Years back writer and content creator Wanna Thompson wrote an essay exploring a specific notion entitled “Black Girls From The Hood Are The Real Trendsetters.” This essay came to mind as JT took to Instagram to defend her right to be a part of fashion spaces that may appear to be different from what her fans feel she might have set out to be a part of. “The hood’s influence is displayed in various fashion collections and Instagram profiles that resemble the women who are consistently labelled unkempt,” Thompson wrote.
In defense of her appearance in Mowalola’s campaign, JT shared: “I’ma do this [sic] for my people, girls who look like me and from the hood, they can do this,” the rapper said. “Because it’s not just for fashion people. Campaigns are not just for people who look a certain type of way–this [sic] is not just tailor-made.” This raises a point that further pushes the agenda forward that women in music at times subvert what fans might feel works best for them especially style-wise–it’s a juxtaposition that might land flat with some, but the experimentation typically is met with disconnect.
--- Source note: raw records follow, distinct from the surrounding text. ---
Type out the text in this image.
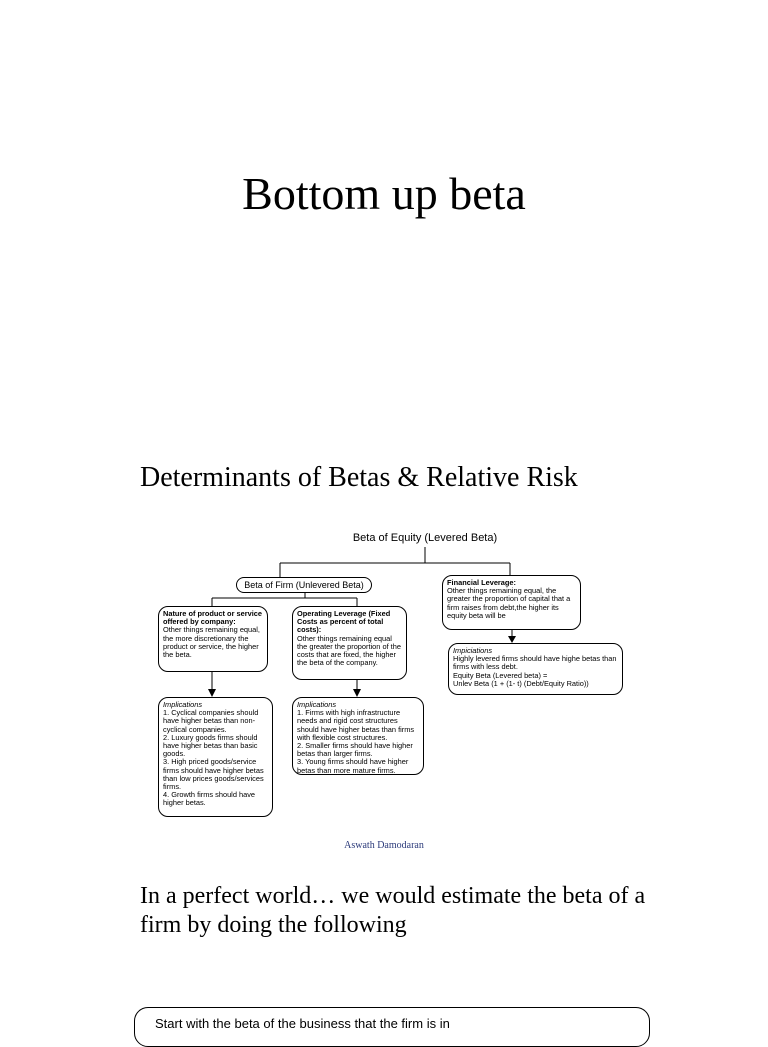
Bottom up beta
Determinants of Betas & Relative Risk
Beta of Equity (Levered Beta)
Beta of Firm (Unlevered Beta)	Financial Leverage:
Other things remaining equal, the greater the proportion of capital that a firm raises from debt,the higher its equity beta will be
Impiciations
Highly levered firms should have highe betas than firms with less debt.
Equity Beta (Levered beta) =
Unlev Beta (1 + (1- t) (Debt/Equity Ratio))
Nature of product or service offered by company:
Other things remaining equal, the more discretionary the product or service, the higher the beta.
Operating Leverage (Fixed Costs as percent of total costs):
Other things remaining equal the greater the proportion of the costs that are fixed, the higher the beta of the company.
Implications
1. Cyclical companies should have higher betas than non-cyclical companies.
2. Luxury goods firms should have higher betas than basic goods.
3. High priced goods/service firms should have higher betas than low prices goods/services firms.
4. Growth firms should have higher betas.
Implications
1. Firms with high infrastructure needs and rigid cost structures should have higher betas than firms with flexible cost structures.
2. Smaller firms should have higher betas than larger firms.
3. Young firms should have higher betas than more mature firms.
Aswath Damodaran
In a perfect world… we would estimate the beta of a firm by doing the following
Start with the beta of the business that the firm is in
Women from unmoneyed backgrounds typically receive the most backlash, and JT is aware of all of these ideals, but she chooses to continue moving forward with experimenting. In recent months, she starred in a Poster Girl campaign which raised eyebrows for its raunchiness. In the past year, she’s also been choosing to wear Rick Owens, Jean Paul Gaultier, and Mowalola–Miso Dam, her current stylist, has largely been a part of this fashion evolution. Her late stylist and close friend, Monica Suh, was responsible for her shifting tastes too.
“Just because I’m from where I’m from does not mean I need to be in spandex and shark boots every [sic] day,” she continued on her Instagram Live. “I got IG baddie clothes, I got every clothes y’all could name. I choose to step outside the box.” This declaration is helpful as it notes how she is just getting started with her newly-fledged fashion era. Dressing sexy whilst pushing style barriers by wearing designers she’s never worn in the past is part of what she’s embracing right now in real-time.
“Y’all be wanting [sic] that y’all can easily duplicate so y’all can be like them,” JT added further noting that she’s not interested in being a cookie-cutter creation. “That’s the [sic] y’all praise because it’s easy for y’all to do.”
JT emphasizing that she no longer has an interest in dressing acceptably is what the Mowalola campaign is presenting. This buzzy campaign moment is a rallying cry for women from the hood deserving space to embrace high fashion, and create legitimate and enjoyable music, while also continuing to explore their femininity.